A beta-Galactosidase-Based Bacterial Two-Hybrid System To Assess Protein-Protein Interactions in the Correct Cellular Environment

摘要

The vast majority of proteins functions in complex with one or more of the same or other proteins, indicating that protein-protein interactions play crucial roles in biology. Here, we present a beta-galac-tosidase reconstitution-based bacterial two-hybrid system in which two proteins of interest are fused to two non-functional but complementing beta-galactosidase truncations (DELTA alpha and DELTA omega). The level of complemented beta-galactosidase activity, driven by the protein-protein recognition between both non-beta-galactosidase parts of the chimeras, reflects whether or not the proteins of interest interact.

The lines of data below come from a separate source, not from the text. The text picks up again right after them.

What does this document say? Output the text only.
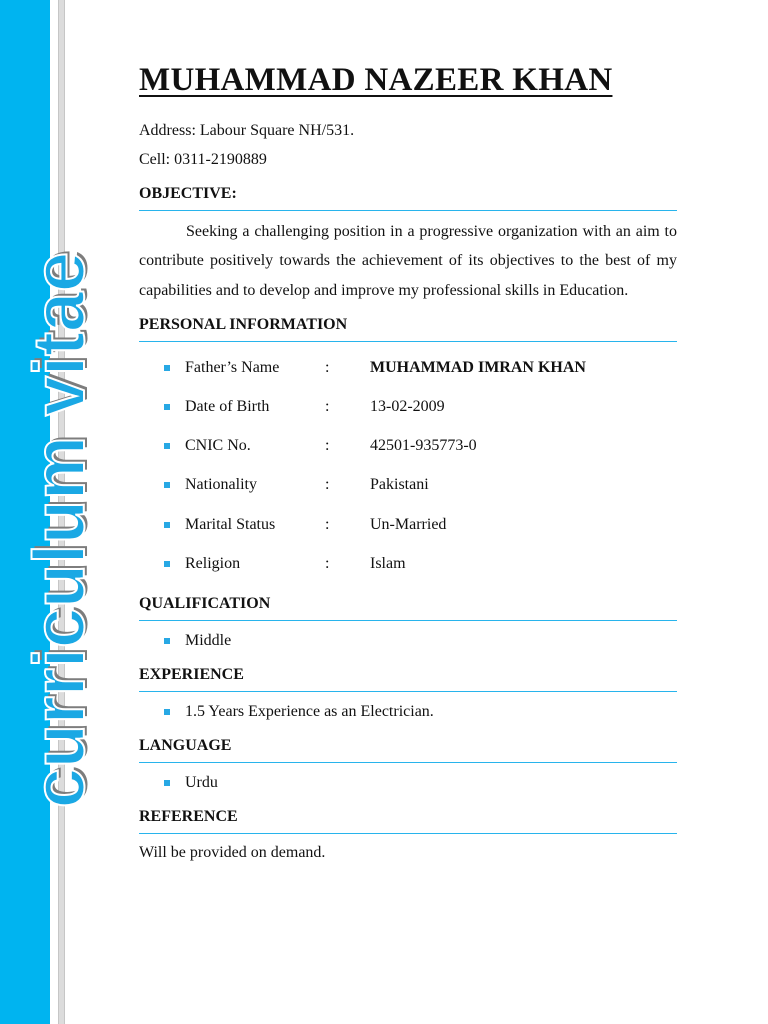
curriculum vitae
MUHAMMAD NAZEER KHAN

Address: Labour Square NH/531.

Cell: 0311-2190889

OBJECTIVE:

Seeking a challenging position in a progressive organization with an aim to contribute positively towards the achievement of its objectives to the best of my capabilities and to develop and improve my professional skills in Education.

PERSONAL INFORMATION
Father’s Name	:	MUHAMMAD IMRAN KHAN
Date of Birth	:	13-02-2009
CNIC No.	:	42501-935773-0
Nationality	:	Pakistani
Marital Status	:	Un-Married
Religion	:	Islam
QUALIFICATION
Middle
EXPERIENCE
1.5 Years Experience as an Electrician.
LANGUAGE
Urdu
REFERENCE

Will be provided on demand.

Our approach was validated by reconfirming some well-established Escherichia coli cytoplasmic and membranous interactions, including well-chosen mutants, and providing the first in vivo evidence for the transient periplasmic interaction between Rhodobacter capsulatus cytochrome c_2 and cytochrome c peroxidase. We demonstrated the major advantages of this in vivo two-hybrid technique: i) analyses of interactions are not limited to particular cellular compartments, ii) the potential of using the system in mutation-driven structure-function studies, and iii) the possibility of its application to transiently interacting proteins. These benefits demonstrate the relevance of the method as a powerful new tool in the broad spectrum of interaction assessment methods.